The total loss includes preference optimization loss \(\mathcal{L}_{\text{pref}}\), domain adaptation loss \(\mathcal{L}_{\text{domain}}\), task preservation loss \(\mathcal{L}_{\text{task}}\), and agent consistency loss \(\mathcal{L}_{\text{agree}}\).

Key Experimental Results

Main Results

Recommendation performance on the ReDial dataset:

Method R@1 R@10 R@50 MRR@10 User Sat.

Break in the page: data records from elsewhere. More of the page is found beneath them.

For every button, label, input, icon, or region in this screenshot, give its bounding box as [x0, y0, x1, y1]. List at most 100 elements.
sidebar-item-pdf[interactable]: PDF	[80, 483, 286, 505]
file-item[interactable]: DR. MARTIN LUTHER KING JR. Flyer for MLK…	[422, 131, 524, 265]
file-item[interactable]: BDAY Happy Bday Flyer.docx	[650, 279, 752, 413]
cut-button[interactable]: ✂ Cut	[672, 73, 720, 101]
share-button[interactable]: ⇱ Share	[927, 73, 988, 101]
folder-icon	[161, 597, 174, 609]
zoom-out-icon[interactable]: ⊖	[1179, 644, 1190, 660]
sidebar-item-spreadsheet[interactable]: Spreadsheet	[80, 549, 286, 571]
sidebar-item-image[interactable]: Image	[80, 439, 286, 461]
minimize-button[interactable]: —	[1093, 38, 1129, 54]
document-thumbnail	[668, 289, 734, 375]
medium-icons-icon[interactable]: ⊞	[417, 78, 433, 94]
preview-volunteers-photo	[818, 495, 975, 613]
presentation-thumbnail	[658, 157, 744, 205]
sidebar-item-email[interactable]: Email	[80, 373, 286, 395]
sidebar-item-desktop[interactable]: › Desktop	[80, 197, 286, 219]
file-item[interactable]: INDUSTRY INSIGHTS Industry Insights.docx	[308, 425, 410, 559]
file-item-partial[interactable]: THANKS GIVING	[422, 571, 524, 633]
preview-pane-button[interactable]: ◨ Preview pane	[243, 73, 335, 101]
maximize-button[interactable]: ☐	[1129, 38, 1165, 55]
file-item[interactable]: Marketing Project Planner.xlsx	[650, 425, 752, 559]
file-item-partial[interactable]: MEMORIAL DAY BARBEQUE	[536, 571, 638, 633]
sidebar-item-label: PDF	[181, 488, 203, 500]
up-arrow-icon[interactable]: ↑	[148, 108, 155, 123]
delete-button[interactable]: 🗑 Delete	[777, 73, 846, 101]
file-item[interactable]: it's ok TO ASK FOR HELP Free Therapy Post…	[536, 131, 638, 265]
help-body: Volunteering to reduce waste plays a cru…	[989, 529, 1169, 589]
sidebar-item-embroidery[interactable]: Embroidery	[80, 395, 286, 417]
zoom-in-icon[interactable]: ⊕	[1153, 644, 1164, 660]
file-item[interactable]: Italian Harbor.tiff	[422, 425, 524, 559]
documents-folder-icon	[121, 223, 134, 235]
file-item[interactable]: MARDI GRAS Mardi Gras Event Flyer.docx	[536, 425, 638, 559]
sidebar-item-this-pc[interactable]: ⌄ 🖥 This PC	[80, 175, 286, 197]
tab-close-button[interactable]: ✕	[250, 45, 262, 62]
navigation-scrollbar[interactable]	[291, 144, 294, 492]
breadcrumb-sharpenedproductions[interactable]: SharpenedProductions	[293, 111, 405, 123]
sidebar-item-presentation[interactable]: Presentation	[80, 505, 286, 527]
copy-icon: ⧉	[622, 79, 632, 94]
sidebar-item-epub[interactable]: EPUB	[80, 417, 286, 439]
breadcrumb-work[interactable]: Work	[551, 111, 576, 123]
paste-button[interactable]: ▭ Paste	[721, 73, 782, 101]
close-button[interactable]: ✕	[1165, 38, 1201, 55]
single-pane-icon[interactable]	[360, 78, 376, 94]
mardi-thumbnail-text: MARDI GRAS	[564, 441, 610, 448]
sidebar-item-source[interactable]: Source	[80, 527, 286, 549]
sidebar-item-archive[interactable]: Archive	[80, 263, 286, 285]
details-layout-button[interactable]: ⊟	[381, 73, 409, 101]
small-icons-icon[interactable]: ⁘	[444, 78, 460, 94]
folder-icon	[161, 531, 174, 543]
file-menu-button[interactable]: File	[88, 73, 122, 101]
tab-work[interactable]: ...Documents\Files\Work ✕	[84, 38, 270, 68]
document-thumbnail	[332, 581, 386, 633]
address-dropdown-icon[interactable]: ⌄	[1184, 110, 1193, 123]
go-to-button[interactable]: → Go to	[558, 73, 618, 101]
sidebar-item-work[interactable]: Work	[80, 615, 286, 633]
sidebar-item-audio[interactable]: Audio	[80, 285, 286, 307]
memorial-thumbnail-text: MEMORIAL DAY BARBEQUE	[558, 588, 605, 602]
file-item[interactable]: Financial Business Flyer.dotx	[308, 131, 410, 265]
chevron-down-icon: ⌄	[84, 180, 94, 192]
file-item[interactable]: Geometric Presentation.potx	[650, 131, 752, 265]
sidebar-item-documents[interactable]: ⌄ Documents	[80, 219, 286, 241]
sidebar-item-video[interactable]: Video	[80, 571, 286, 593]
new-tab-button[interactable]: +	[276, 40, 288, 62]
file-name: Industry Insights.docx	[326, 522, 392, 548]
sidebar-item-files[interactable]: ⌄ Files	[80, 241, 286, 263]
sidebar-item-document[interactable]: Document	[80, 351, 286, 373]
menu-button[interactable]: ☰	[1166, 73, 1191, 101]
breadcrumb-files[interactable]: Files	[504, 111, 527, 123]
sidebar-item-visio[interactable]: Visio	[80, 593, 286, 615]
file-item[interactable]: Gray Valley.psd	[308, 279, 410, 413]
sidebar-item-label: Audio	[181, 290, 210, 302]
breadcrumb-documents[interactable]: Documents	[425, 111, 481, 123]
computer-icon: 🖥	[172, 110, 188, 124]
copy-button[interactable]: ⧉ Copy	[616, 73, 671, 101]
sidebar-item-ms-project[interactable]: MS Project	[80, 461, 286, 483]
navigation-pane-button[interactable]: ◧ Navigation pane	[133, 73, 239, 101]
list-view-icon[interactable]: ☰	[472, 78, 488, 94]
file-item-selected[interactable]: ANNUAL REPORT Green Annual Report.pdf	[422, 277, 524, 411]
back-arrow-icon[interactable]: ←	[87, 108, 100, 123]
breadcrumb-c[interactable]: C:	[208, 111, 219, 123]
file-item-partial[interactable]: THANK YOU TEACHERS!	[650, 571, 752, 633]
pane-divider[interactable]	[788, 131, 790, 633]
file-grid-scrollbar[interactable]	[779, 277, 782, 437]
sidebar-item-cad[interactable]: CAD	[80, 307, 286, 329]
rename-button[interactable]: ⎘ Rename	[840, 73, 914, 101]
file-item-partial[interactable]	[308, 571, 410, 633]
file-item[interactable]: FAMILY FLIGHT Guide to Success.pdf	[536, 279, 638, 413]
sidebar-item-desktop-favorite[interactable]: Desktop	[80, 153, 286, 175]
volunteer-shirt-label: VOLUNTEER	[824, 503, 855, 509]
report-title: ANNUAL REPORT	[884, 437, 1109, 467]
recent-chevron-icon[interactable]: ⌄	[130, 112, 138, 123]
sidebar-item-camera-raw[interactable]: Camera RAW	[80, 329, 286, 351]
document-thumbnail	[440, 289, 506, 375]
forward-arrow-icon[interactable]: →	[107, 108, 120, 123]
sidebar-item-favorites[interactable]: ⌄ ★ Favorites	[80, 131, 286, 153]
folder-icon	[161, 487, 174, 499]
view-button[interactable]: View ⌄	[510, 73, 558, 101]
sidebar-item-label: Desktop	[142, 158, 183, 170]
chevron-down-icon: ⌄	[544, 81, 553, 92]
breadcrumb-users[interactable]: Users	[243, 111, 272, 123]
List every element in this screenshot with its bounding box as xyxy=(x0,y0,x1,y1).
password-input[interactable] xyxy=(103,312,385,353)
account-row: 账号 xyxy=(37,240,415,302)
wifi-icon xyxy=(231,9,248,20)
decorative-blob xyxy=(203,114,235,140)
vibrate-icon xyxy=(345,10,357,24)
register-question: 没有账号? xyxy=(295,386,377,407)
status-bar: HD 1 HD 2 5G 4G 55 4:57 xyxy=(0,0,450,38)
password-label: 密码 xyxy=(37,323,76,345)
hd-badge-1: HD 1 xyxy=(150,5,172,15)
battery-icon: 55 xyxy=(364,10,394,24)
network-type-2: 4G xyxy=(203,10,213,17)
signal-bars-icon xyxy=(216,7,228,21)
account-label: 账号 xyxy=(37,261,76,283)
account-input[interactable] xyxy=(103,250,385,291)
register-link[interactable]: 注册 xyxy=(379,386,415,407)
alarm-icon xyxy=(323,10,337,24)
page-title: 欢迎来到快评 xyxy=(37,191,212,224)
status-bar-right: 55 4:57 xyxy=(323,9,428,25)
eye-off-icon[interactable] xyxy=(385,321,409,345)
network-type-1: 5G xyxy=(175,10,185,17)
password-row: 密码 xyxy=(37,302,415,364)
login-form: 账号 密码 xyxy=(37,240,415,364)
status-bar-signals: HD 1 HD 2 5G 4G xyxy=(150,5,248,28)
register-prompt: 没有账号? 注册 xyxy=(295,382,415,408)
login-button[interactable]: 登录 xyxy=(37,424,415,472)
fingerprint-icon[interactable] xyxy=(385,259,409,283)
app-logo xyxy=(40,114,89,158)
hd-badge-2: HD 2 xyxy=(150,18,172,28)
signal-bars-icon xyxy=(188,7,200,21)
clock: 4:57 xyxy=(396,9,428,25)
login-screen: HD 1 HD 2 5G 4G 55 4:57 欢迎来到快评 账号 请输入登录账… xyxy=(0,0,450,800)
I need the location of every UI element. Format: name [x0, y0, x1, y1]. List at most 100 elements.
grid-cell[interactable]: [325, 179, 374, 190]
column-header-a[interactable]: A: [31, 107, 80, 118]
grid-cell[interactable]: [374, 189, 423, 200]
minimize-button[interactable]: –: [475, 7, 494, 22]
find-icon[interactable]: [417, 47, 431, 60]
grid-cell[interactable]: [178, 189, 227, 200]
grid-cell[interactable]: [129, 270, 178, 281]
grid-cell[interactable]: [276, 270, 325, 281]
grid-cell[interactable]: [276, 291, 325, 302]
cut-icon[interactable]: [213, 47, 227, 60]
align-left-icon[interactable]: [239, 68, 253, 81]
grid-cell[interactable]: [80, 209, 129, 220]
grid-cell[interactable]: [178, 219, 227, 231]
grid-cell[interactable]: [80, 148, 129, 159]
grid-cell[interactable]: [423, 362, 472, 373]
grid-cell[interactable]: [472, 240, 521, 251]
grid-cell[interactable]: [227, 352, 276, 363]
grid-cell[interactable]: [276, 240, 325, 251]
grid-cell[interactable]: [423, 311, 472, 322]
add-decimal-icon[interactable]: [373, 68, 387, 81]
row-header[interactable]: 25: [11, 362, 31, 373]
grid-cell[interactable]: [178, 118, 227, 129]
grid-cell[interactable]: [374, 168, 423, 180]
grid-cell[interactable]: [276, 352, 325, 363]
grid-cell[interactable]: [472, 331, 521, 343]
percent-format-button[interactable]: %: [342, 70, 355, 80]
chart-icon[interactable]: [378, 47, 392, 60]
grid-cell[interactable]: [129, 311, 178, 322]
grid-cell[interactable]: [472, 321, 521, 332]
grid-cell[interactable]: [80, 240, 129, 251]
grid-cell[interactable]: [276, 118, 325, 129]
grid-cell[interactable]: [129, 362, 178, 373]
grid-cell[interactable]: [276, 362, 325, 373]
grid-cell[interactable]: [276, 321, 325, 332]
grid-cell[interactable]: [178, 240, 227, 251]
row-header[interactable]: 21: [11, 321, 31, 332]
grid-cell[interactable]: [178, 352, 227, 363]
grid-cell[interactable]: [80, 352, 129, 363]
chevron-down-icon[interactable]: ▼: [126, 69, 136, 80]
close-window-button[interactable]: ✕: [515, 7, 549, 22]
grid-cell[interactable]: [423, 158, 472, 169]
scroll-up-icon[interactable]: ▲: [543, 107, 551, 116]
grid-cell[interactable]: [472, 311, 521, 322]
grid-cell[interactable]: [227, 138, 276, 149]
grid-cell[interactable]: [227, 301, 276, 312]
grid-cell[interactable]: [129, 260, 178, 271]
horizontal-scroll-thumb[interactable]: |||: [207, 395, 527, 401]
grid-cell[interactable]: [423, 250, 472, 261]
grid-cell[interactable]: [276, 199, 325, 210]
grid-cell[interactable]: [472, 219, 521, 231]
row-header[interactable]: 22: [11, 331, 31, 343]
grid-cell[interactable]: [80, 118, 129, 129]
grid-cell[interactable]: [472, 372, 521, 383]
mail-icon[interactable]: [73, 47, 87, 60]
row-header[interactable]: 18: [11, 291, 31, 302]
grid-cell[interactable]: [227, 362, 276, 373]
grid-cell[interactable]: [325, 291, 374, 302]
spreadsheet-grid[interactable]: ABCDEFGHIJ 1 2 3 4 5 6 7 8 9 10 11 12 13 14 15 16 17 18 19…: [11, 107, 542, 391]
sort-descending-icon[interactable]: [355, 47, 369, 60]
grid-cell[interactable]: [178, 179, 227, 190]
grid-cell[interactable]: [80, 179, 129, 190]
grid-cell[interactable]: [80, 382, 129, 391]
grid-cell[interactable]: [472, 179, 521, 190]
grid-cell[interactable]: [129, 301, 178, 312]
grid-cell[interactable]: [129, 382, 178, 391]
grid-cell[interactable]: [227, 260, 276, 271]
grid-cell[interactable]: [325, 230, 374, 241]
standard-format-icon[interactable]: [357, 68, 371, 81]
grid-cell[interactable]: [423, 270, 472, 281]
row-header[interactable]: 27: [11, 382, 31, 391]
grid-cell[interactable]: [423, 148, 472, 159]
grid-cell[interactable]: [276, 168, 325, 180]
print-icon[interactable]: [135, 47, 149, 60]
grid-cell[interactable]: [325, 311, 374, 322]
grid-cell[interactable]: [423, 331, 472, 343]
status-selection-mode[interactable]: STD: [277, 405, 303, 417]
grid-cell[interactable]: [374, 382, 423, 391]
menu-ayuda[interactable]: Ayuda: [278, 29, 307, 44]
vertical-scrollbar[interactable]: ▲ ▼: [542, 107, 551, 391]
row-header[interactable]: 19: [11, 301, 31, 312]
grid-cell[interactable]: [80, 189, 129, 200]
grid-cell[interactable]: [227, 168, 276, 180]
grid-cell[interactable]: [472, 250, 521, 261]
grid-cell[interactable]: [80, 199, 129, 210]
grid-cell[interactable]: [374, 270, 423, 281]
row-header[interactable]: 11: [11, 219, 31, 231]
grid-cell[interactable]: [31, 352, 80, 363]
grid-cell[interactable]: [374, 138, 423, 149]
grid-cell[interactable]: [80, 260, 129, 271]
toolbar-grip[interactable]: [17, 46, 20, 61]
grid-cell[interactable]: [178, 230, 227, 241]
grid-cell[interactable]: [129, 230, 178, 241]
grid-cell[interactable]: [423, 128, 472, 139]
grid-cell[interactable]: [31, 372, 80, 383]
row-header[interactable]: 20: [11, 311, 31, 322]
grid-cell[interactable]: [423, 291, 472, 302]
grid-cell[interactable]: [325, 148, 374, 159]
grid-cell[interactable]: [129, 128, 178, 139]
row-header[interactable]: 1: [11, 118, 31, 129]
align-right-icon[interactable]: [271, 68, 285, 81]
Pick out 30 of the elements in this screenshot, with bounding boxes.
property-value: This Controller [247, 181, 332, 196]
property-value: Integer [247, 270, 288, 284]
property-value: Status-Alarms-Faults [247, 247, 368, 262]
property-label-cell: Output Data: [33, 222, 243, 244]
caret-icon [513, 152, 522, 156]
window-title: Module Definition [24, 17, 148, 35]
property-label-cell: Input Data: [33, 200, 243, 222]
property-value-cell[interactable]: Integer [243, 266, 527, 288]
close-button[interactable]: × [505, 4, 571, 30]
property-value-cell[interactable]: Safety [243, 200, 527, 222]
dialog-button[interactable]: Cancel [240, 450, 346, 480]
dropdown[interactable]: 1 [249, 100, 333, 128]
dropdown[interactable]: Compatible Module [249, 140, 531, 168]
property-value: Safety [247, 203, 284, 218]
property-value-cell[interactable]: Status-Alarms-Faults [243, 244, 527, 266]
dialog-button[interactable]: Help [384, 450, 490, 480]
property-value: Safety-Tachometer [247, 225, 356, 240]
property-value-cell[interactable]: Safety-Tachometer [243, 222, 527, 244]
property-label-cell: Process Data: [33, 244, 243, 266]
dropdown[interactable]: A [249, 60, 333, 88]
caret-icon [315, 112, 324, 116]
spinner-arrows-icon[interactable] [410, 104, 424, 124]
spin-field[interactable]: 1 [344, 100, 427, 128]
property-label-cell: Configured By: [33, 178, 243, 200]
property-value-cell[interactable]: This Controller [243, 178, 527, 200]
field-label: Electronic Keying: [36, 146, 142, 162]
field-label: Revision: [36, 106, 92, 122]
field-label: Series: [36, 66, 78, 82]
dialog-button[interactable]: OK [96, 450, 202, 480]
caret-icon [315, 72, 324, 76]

Engage.
KBRD 2.9 16.7 36.2 7.4 0.42 0.38
UniCRS 3.8 18.1 37.4 8.4 0.45 0.41
GPT-4
Ours (HARPO) Best Best Best Best Best Best

Ablation Study

Configuration Key Metrics Description
Full HARPO Best Complete model
w/o STAR Significant drop Removed tree search reasoning
w/o CHARM Clear drop Removed hierarchical preference optimization
w/o BRIDGE Drop in cross-domain Removed domain transfer module
w/o MAVEN Slight drop Removed multi-agent refinement

Key Findings

  • HARPO achieves an average improvement of 17-21% over the strongest baseline (GPT-4), with even larger gains in user-alignment metrics.
  • The largest improvement is seen on the INSPIRED dataset (+45.7% R@10 higher than GPT-4), as social dialogue requires reasoning over implicit preferences.
  • Human evaluation confirms that recommendation quality, explanation quality, and overall ratings are significantly better than GPT-4 (+0.55, +0.50, +0.55).
  • The CHARM reward model achieves a Pearson correlation coefficient of 0.64-0.73 with independent human judgment.

Highlights & Insights

  • Identifying the misalignment between proxy metrics and recommendation quality as a fundamental problem in the CRS field is a paradigm-shifting insight.
  • VTO abstraction decouples reasoning logic from specific tools, similar to interface design in software engineering, providing an elegant solution for transferable reasoning.
  • Multi-dimensional quality decomposition combined with context-adaptive weighting avoids the information compression issues inherent in single reward signals.

Limitations & Future Work

  • The CHARM reward model itself may contain biases; while correlated with human judgment, it is not a perfect substitute.
  • Tree search reasoning increases computational overhead at inference time, requiring latency considerations for practical deployment.
  • Experimental dataset scales are limited (ReDial 10k dialogues), with insufficient large-scale validation.
  • Future work could explore expanding quality dimensions to even more fine-grained user preference modeling.
  • vs UniCRS: UniCRS unifies recommendation and generation but still optimizes proxy metrics; HARPO directly optimizes recommendation quality.
  • vs RecMind: RecMind uses self-motivated reasoning but lacks quality-guided search; HARPO’s value network provides quality-oriented guidance.
  • vs GPT-4: Even powerful general models perform well on proxy metrics but lag behind the specifically optimized HARPO on user-alignment metrics.

Rating

  • Novelty: ⭐⭐⭐⭐ Redefining conversational recommendation as a quality-optimized decision problem is novel.
  • Experimental Thoroughness: ⭐⭐⭐⭐ Complete results across three datasets, human evaluation, and ablation studies.
  • Writing Quality: ⭐⭐⭐⭐ Deep problem analysis and logically clear framework design.
  • Value: ⭐⭐⭐⭐ Provides important methodological insights for the CRS field.